In Sheffield, IVE and Create Sheffield (Sheffield’s Local Cultural Education Partnership) are working with Sheffield City Councils Children’s Services to distribute bags to vulnerable children via trusted adults, including social workers and foster carers. Alongside IVE and Create Sheffield, Sheffield City Councils Children’s Services and Sheffield Virtual School for Children Looked After were also able to provide funding so that 2004 children and young people will be able to access Bags of Creativity across the city.  The bags are designed to make sure the children and young people can be creative at home by providing everything they need in one place.

Bags of Creativity contain 20 specially designed activity postcards created for three separate age groups. For 2-6 year-olds, an orange bag contains vibrant chiffon scarves, a space blanket, and many other materials to enhance imaginative play. 7-11 year-olds will receive a bright green bag full of colouring pencils, pipe cleaners and further tactile materials for creative expression. 12-16 year-olds will receive a navy blue bag with contents including watercolour paints and modelling clay, giving them additional ways to explore their creativity. LazenbyBrown of York designed the Bags of Creativity free of charge.

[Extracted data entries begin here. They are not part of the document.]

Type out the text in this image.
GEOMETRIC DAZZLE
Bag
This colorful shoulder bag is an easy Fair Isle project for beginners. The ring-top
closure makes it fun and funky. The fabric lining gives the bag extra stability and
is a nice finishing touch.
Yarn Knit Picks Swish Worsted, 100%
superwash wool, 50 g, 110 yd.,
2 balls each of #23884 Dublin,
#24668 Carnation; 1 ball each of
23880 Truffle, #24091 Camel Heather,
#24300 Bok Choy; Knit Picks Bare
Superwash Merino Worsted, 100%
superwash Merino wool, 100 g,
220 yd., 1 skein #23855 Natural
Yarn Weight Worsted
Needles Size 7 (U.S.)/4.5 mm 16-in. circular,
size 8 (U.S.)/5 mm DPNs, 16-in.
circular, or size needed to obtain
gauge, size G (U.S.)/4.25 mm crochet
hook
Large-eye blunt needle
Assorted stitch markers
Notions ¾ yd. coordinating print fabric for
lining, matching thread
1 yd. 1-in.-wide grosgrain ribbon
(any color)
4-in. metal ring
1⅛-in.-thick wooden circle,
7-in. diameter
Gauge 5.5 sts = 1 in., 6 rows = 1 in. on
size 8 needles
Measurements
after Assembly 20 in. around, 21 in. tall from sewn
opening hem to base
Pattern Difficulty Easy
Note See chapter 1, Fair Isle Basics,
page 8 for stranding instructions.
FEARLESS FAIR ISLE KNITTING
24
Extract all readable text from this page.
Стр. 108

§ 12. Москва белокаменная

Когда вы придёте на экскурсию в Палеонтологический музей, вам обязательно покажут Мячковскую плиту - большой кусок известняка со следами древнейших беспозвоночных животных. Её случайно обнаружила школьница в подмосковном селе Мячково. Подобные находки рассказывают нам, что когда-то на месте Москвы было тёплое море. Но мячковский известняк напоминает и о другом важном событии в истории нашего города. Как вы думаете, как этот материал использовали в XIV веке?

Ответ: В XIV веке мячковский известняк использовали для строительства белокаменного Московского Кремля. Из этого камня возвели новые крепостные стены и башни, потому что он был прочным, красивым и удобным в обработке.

As part of their City of Young Makers summer activities, Create Sheffield recruited a team of 19 brilliant local creative practitioners and cultural organisations to design the activities for Bags of Creativity. This team of creatives worked with child development specialists, Dr Karen Dunn and Di Chilvers, who delivered training and mentoring to ensure that activities are both tailored to the contents of the bags and engaging for children in each age range.

To reach 2004 children and young people in Sheffield with this brilliant initiative, Bags of Creativity has been a city-wide effort:

    • Museums Sheffield have offered their team and the space at the Millennium Galleries to support the packing of the bags.

 

    • 40 volunteers have been drawn from the Sheffield City Council Social Care team, Sheffield Hallam University students and the Create Sheffield team. Over two days, they will prepare and pack the bags in socially distanced production lines.

 

    • These 2004 bags will then be delivered to the Social Care team at Moorfoot by Museums Sheffield staff, before being taken out to children in their homes by social workers.



Create Sheffield will be sharing the work of the 19 Sheffield-based artists and companies involved creating the activities for the Bags of Creativity on their website, so that more children, young people and families are able to get involved and engage with arts, culture and heritage activities and opportunities as part of their Create Sheffield City of Young Makers summer activities.  In addition, you will be able to access all postcard activities from across the region on the IVE website.

Ian Naylor, Chair of Create Sheffield, said: “We’re thrilled with the response to Bags of Creativity from creative practitioners and organisations in our area. We’re very happy to be working in partnership with social services this summer to ensure that these resources reach the children who need them most.”

Councillor Jackie Drayton, Cabinet Member for Children and Families said: “The 2000 Bags of Creativity initiative is a fantastic idea to help keep children and their families entertained this summer.

Many thanks to our staff in children’s services, IVE, Create Sheffield and all the volunteers who helped to deliver these bags and provided entertainment and fun for so many.

I hope that all children and young people, as well as their families and carers, are able to spend quality time together and cherish the wonderful joy of life."

Dr Karen Dunn, Head of Academic Development in Education, Childhood and Inclusion at Sheffield Institute of Education, Sheffield Hallam University said: “It’s been great to be involved in this amazing project, and fascinating working with such talented artists across the region to pool ideas on what might appeal to children and young people.

This project is a real example of arts and cultural organisations working alongside education, social care and voluntary sector groups to include some of Sheffield's most disadvantaged children and young people in the life affirming practice of being creative.

Thanks to our SIoE Hallam students for volunteering for two days-worth of packing the bags!”